The SDK does not aggregate usage or compute cost during a request. Each MessageResponse carries the API-reported Usage; turning that into a Cost and accumulating across calls is the caller's responsibility.
Pick the Model you intend to use and multiply the response's usage by its cost:
val haiku = Model.CLAUDE_HAIKU_4_5_20251001
val response = anthropic.messages.create {
model(haiku)
+"Hello, Claude"
}
val cost = response.usage * haiku.cost
println(cost)Note
Cost exposes per-bucket Money (input, output, cache 5m/1h write, cache read) and a total. Multiplication is commutative — haiku.cost * response.usage works the same.
For a model that isn't predefined as a constant in Model.Companion, construct a Model(...) instance directly with its id, context window, and pricing, and use it the same way.
When you also need to track the underlying Usage alongside cost — for reporting or auditing — pair them with CostWithUsage and accumulate with +=:
val anthropic = Anthropic()
val model = Model.CLAUDE_HAIKU_4_5_20251001
var costWithUsage = CostWithUsage.ZERO
repeat(3) {
val response = anthropic.messages.create {
model(model)
+"Tell me a one-sentence joke."
}
costWithUsage += response.usage.pricedBy(model)
}
println(costWithUsage) // total usage + total costUsage.pricedBy(model) returns a CostWithUsage carrying both the per-response cost and the Usage itself.

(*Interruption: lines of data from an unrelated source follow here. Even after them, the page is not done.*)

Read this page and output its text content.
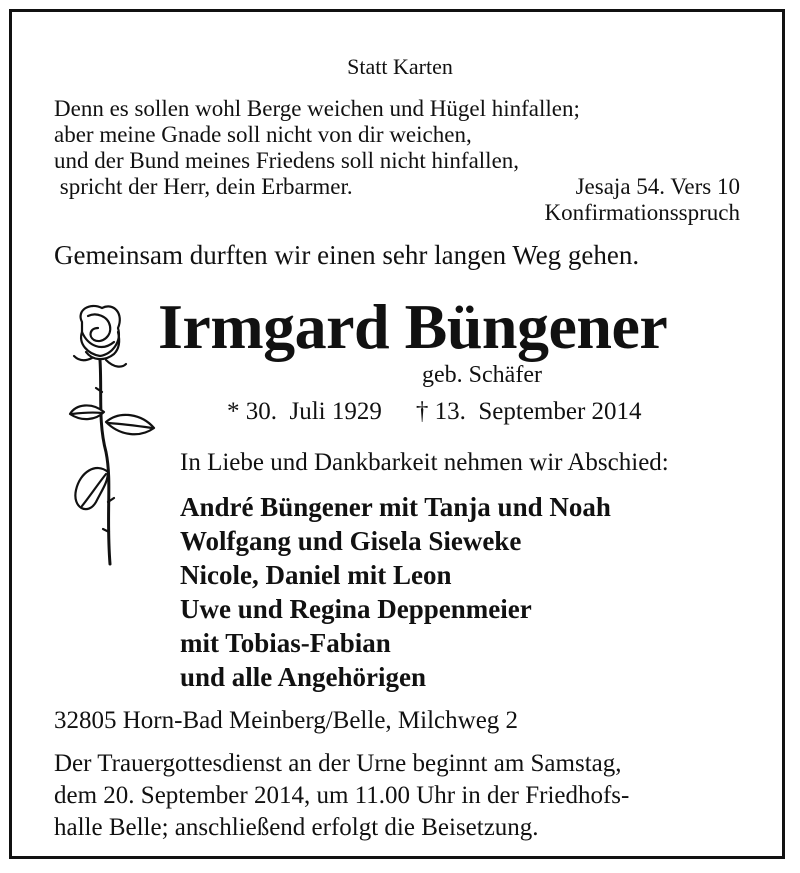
Statt Karten
Denn es sollen wohl Berge weichen und Hügel hinfallen;
aber meine Gnade soll nicht von dir weichen,
und der Bund meines Friedens soll nicht hinfallen,
spricht der Herr, dein Erbarmer.	Jesaja 54. Vers 10
Konfirmationsspruch
Gemeinsam durften wir einen sehr langen Weg gehen.
Irmgard Büngener
geb. Schäfer
* 30.  Juli 1929 † 13.  September 2014
In Liebe und Dankbarkeit nehmen wir Abschied:
André Büngener mit Tanja und Noah
Wolfgang und Gisela Sieweke
Nicole, Daniel mit Leon
Uwe und Regina Deppenmeier
mit Tobias-Fabian
und alle Angehörigen
32805 Horn-Bad Meinberg/Belle, Milchweg 2
Der Trauergottesdienst an der Urne beginnt am Samstag,
dem 20. September 2014, um 11.00 Uhr in der Friedhofs-
halle Belle; anschließend erfolgt die Beisetzung.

Because aggregation is not global, you can scope it however you need:
class Conversation(
private val anthropic: Anthropic,
private val model: Model
) {
var costWithUsage = CostWithUsage.ZERO
private set
suspend fun ask(prompt: String): String {
val response = anthropic.messages.create {
model(this@Conversation.model)
+prompt
}
costWithUsage += response.usage.pricedBy(model)

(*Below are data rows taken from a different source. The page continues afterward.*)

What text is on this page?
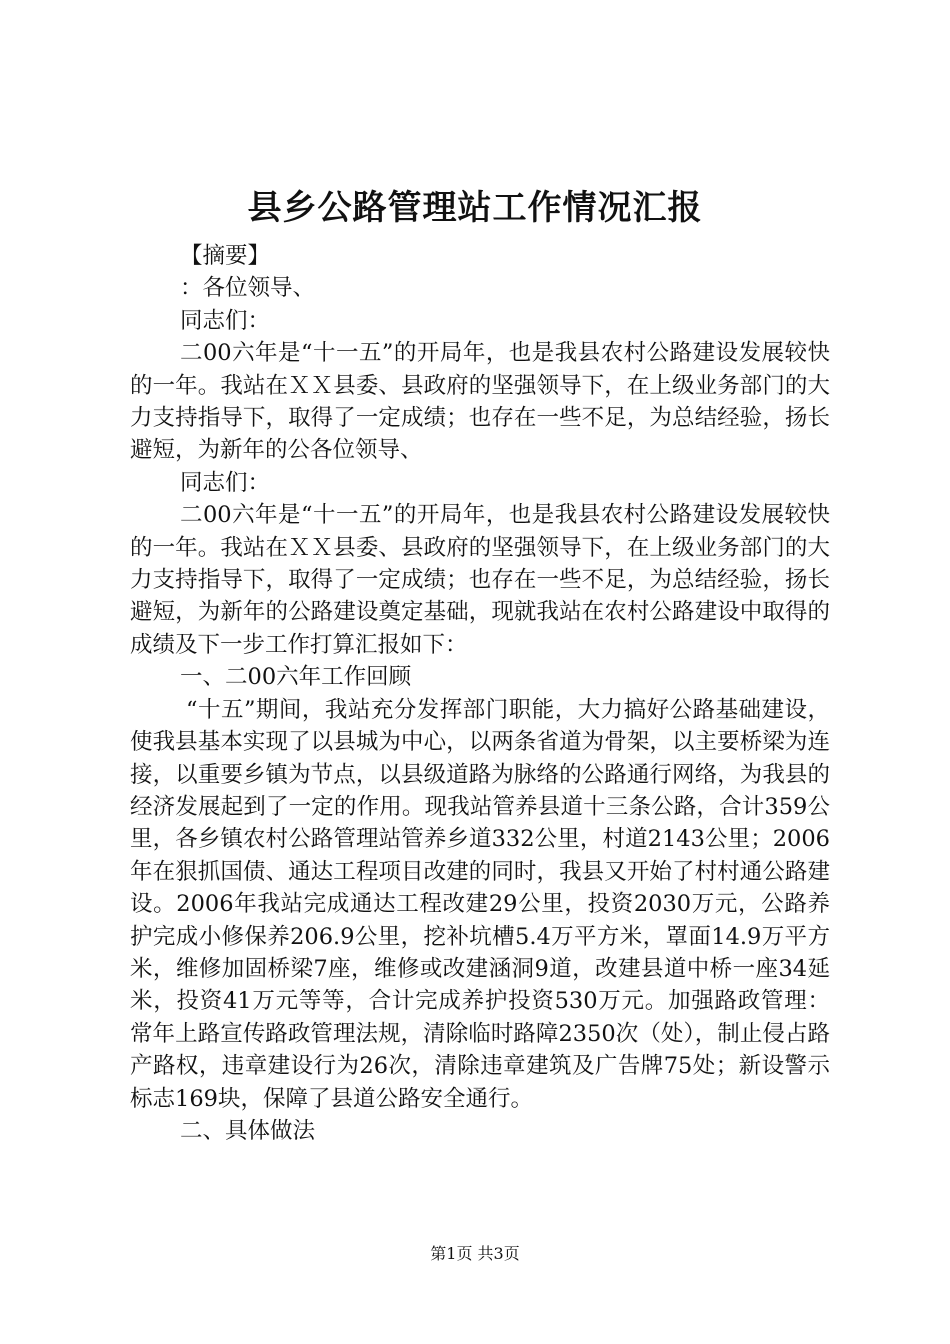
县乡公路管理站工作情况汇报

【摘要】

：各位领导、

同志们：

二00六年是“十一五”的开局年，也是我县农村公路建设发展较快的一年。我站在ＸＸ县委、县政府的坚强领导下，在上级业务部门的大力支持指导下，取得了一定成绩；也存在一些不足，为总结经验，扬长避短，为新年的公各位领导、

同志们：

二00六年是“十一五”的开局年，也是我县农村公路建设发展较快的一年。我站在ＸＸ县委、县政府的坚强领导下，在上级业务部门的大力支持指导下，取得了一定成绩；也存在一些不足，为总结经验，扬长避短，为新年的公路建设奠定基础，现就我站在农村公路建设中取得的成绩及下一步工作打算汇报如下：

一、二00六年工作回顾

“十五”期间，我站充分发挥部门职能，大力搞好公路基础建设，使我县基本实现了以县城为中心，以两条省道为骨架，以主要桥梁为连接，以重要乡镇为节点，以县级道路为脉络的公路通行网络，为我县的经济发展起到了一定的作用。现我站管养县道十三条公路，合计359公里，各乡镇农村公路管理站管养乡道332公里，村道2143公里；2006年在狠抓国债、通达工程项目改建的同时，我县又开始了村村通公路建设。2006年我站完成通达工程改建29公里，投资2030万元，公路养护完成小修保养206.9公里，挖补坑槽5.4万平方米，罩面14.9万平方米，维修加固桥梁7座，维修或改建涵洞9道，改建县道中桥一座34延米，投资41万元等等，合计完成养护投资530万元。加强路政管理：常年上路宣传路政管理法规，清除临时路障2350次（处），制止侵占路产路权，违章建设行为26次，清除违章建筑及广告牌75处；新设警示标志169块，保障了县道公路安全通行。

二、具体做法

第1页 共3页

return response.text.orEmpty()
}
}A separate accumulator per conversation, request handler, or tenant gives you isolated totals without any cross-talk.
A var costWithUsage is fine for sequential code within a single coroutine, but it is not safe to share across concurrent producers. When several coroutines need to contribute to the same total, use CostCollector, which wraps the same accumulation in an atomic reference:
val costs = CostCollector()
coroutineScope {
repeat(3) {
launch {
val response = anthropic.messages.create { +"Hi" }
costs += response.usage.pricedBy(model)
}
}
}
println(costs.costWithUsage)To produce a human-readable breakdown, use costReport, which renders a Markdown-style table comparing a single request against a running total:
val response = anthropic.messages.create { +"Hi" }
val requestCost = response.usage.pricedBy(model)
costWithUsage += requestCost
println(
costReport(
stats = requestCost,
totalStats = costWithUsage
)
)Flow<Event>.toMessageResponse() consumes the stream and returns a MessageResponse whose usage carries the full final breakdown (input, output, cache, server tool counts) — same shape as a non-streaming response. So the streaming case collapses to the non-streaming pattern:
val haiku = Model.CLAUDE_HAIKU_4_5_20251001
val response = anthropic.messages
.stream {
model(haiku)
+"Write me a haiku."
}
.toMessageResponse()
costWithUsage += response.usage.pricedBy(model)If you need to react to events as they arrive (for token-by-token UI updates) and still want the final usage, tap the flow with onEach { ... } before calling toMessageResponse().